Face à ce danger, l’urgence n’est pas de suivre ceux qui prétendent décapiter les élites mais de se souvenir que la promesse républicaine est celle d’élites désignées selon le mérite, en perpétuel renouvellement, et issues de toutes les strates, de toutes les couches sociales de la nation. Tel devrait être le préambule de tout programme politique. »
Le Monde diplomatique de février publie à propos du Siècle une longue enquête confiée à 3 sociologues. Elle est intitulée “aux dîners du siècle le pouvoir se restaure”, car en effet au Siècle on refait le monde mais en fait on mange , une fois par mois, au siège de l’automobile club de France place de la Concorde pas loin de l’Assemblée nationale, c’est pratique.
un banquet très ritualisé qui réunit quelques 700 convives attablés par 8 et dont le contenu des conversations doit rester secret. Pour pénétrer ce cénacle cadenassé, il faut être parrainé par deux des membres et au terme d’une période probatoire, le conseil d’administration vote l’admission définitive ou pas . « Dès lors, précise le Diplo, l’enjeu pour le futur impétrant consiste à se montrer, aux dîners, courtois, informé, intéressé, affable, capable de mots d’esprit et discret »
Sans surprise ses membres sont à 85% des hommes, 55% sont des fils de patrons, de hauts fonctionnaires ou de professions libérales, la moitié sont diplômés d’un institut d’étude politiques, 40% énarques etc. le gratin quoi !
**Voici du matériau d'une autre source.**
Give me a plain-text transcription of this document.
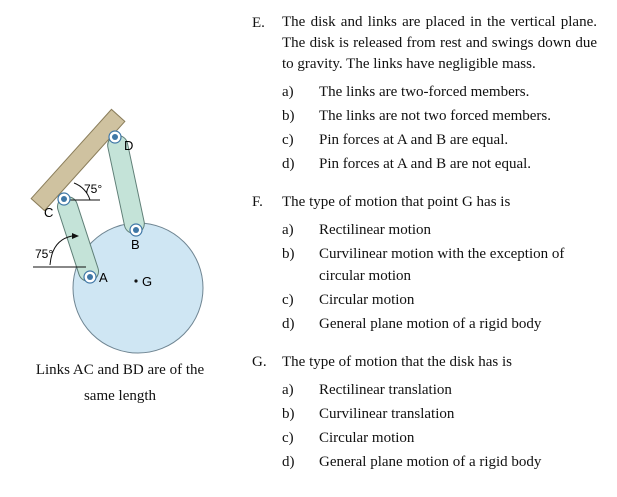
C
D
B
A	G
75°
75°
Links AC and BD are of the
same length
E.	The disk and links are placed in the vertical plane. The disk is released from rest and swings down due to gravity. The links have negligible mass.
a)	The links are two-forced members.
b)	The links are not two forced members.
c)	Pin forces at A and B are equal.
d)	Pin forces at A and B are not equal.
F.	The type of motion that point G has is
a)	Rectilinear motion
b)	Curvilinear motion with the exception of circular motion
c)	Circular motion
d)	General plane motion of a rigid body
G.	The type of motion that the disk has is
a)	Rectilinear translation
b)	Curvilinear translation
c)	Circular motion
d)	General plane motion of a rigid body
Très majoritairement classé à droite mais pas uniquement, Mitterrand y eut son rond de serviette, Pierre Mendes France en fut et plus récemment Martine Aubry et Pierre Moscovici. L’ancienne patronne de la CFDT, Nicole Notat en fut même la présidente en 2010 en remplacement de …Denis Kessler un dirigeant du patronat « fossoyeur assumé des conquêtes sociales promues par le Conseil national de la Résistance » selon les auteurs.). Le croisement de leurs trajectoires met au jour la fonction principale du Siècle : réunir les élites pour qu’elles œuvrent de concert à la reproduction de l’ordre social
Qui ajoute:” Le Siècle n’est ni un groupe de réflexion, ni un club mondain. En favorisant un dialogue réglé entre patrons, journalistes, politiques, hauts fonctionnaires et, dans une moindre mesure, universitaires ou artistes, cette association cherche à produire du consensus plutôt qu’à constituer des antagonismes politiques.” Et c’est ainsi que la nave va …vogue la galère.